Potential Nonclassical Symmetries and Solutions of Fast Diffusion Equation

TL;DR

This paper classifies nonclassical symmetries of the fast diffusion equation, introduces new potential nonclassical symmetries, and connects these with known solutions, enhancing understanding of the equation's symmetry structure.

Contribution

It provides a complete classification of potential nonclassical symmetries for the fast diffusion equation and links these to known solutions, expanding the symmetry analysis framework.

Findings

New classes of potential nonclassical symmetries identified

Existing non-Lie solutions are extended and characterized

Connections established between nonclassical and potential symmetries

Abstract

The fast diffusion equation $u_t=(u^{-1}u_x)_x$ is investigated from the symmetry point of view in development of the paper by Gandarias [Phys.
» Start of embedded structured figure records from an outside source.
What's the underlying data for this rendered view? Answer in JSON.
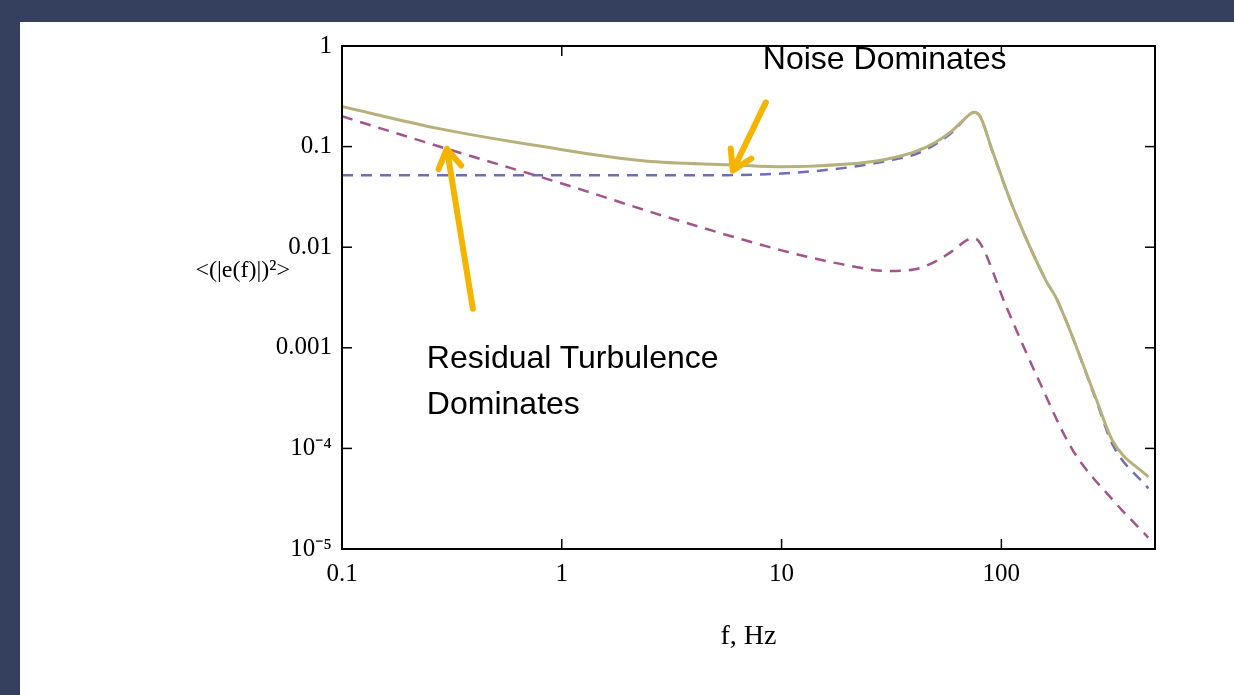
{
  "chart_data": {
    "type": "line",
    "xlabel": "f, Hz",
    "ylabel": "<(|e(f)|)²>",
    "log": "xy",
    "grid": false,
    "legend": false,
    "marker": "none",
    "xlim": [
      0.1,
      500
    ],
    "xticks": [
      0.1,
      1,
      10,
      100
    ],
    "ylim": [
      1e-05,
      1
    ],
    "yticks": [
      1,
      0.1,
      0.01,
      0.001,
      {
        "value": 0.0001,
        "label": "10⁻⁴"
      },
      {
        "value": 1e-05,
        "label": "10⁻⁵"
      }
    ],
    "series": [
      {
        "color": "#b8b07a",
        "line_style": "solid",
        "x": [
          0.1,
          0.28,
          0.82,
          2.4,
          5.8,
          10,
          20,
          30,
          40,
          50,
          60,
          70,
          75,
          80,
          91,
          112,
          160,
          178,
          270,
          320,
          466
        ],
        "values": [
          0.25,
          0.15,
          0.1,
          0.072,
          0.066,
          0.063,
          0.067,
          0.075,
          0.088,
          0.11,
          0.145,
          0.2,
          0.22,
          0.2,
          0.091,
          0.026,
          0.0046,
          0.0031,
          0.00031,
          0.00012,
          5.2e-05
        ]
      },
      {
        "color": "#6e6eb8",
        "line_style": "dashed",
        "x": [
          0.1,
          1,
          5,
          10,
          20,
          30,
          40,
          50,
          60,
          70,
          75,
          80,
          91,
          112,
          160,
          178,
          270,
          320,
          466
        ],
        "values": [
          0.052,
          0.052,
          0.052,
          0.054,
          0.062,
          0.072,
          0.083,
          0.105,
          0.14,
          0.2,
          0.22,
          0.2,
          0.09,
          0.026,
          0.0046,
          0.0031,
          0.0003,
          0.00011,
          4e-05
        ]
      },
      {
        "color": "#a3558a",
        "line_style": "dashed",
        "x": [
          0.1,
          0.3,
          1,
          3,
          10,
          15,
          20,
          30,
          40,
          50,
          60,
          70,
          75,
          80,
          105,
          149,
          210,
          320,
          466
        ],
        "values": [
          0.2,
          0.095,
          0.043,
          0.02,
          0.0093,
          0.0075,
          0.0066,
          0.0058,
          0.006,
          0.0072,
          0.0092,
          0.0118,
          0.0123,
          0.011,
          0.0026,
          0.00046,
          9.8e-05,
          3.1e-05,
          1.3e-05
        ]
      }
    ],
    "annotations": [
      {
        "text": "Noise Dominates",
        "x": 6,
        "y": 0.058
      },
      {
        "text": "Residual Turbulence Dominates",
        "x": 0.3,
        "y": 0.095
      }
    ]
  }
}
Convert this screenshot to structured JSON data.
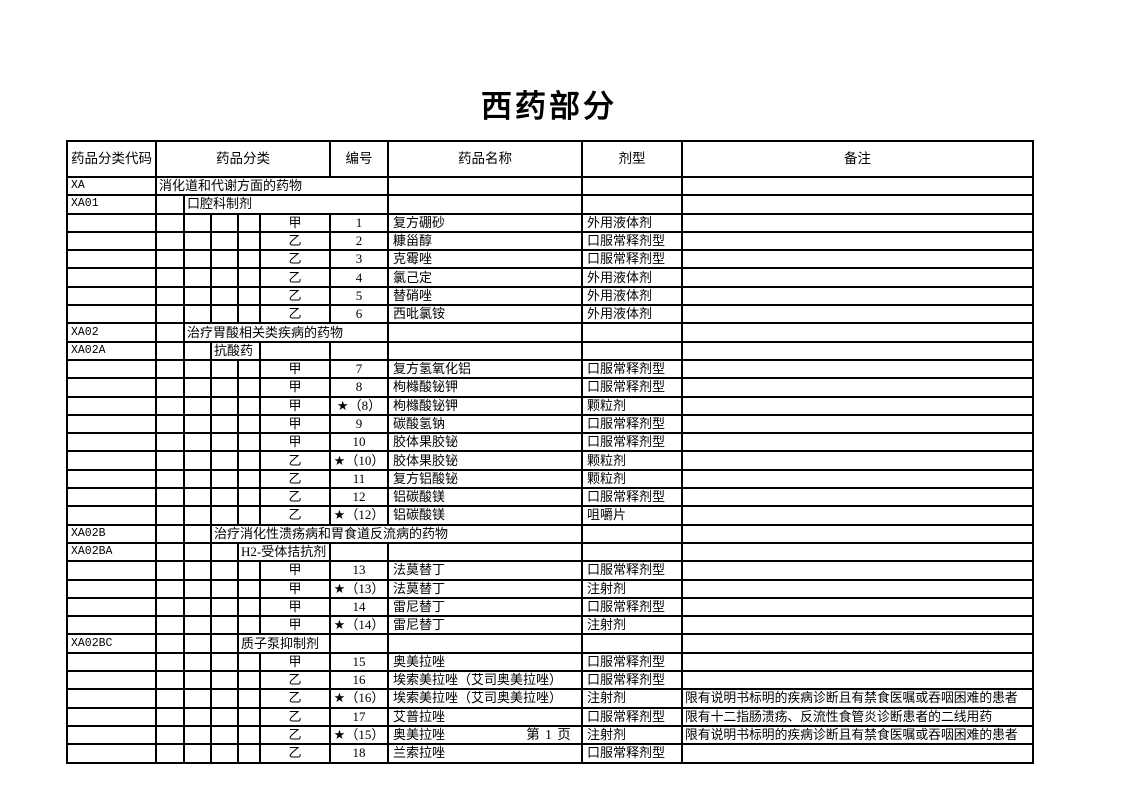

Lett. A 286 (2001) 153-160]. After studying equivalence of nonclassical symmetries with respect to a transformation group, we completely classify the nonclassical symmetries of the corresponding potential equation. As a result, new wide classes of potential nonclassical symmetries of the fast diffusion equation are obtained. The set of known exact non-Lie solutions are supplemented with the similar ones. It is shown that all known non-Lie solutions of the fast diffusion equation are exhausted by ones which can be constructed in a regular way with the above potential nonclassical symmetries. Connection between classes of nonclassical and potential nonclassical symmetries of the fast diffusion equation is found.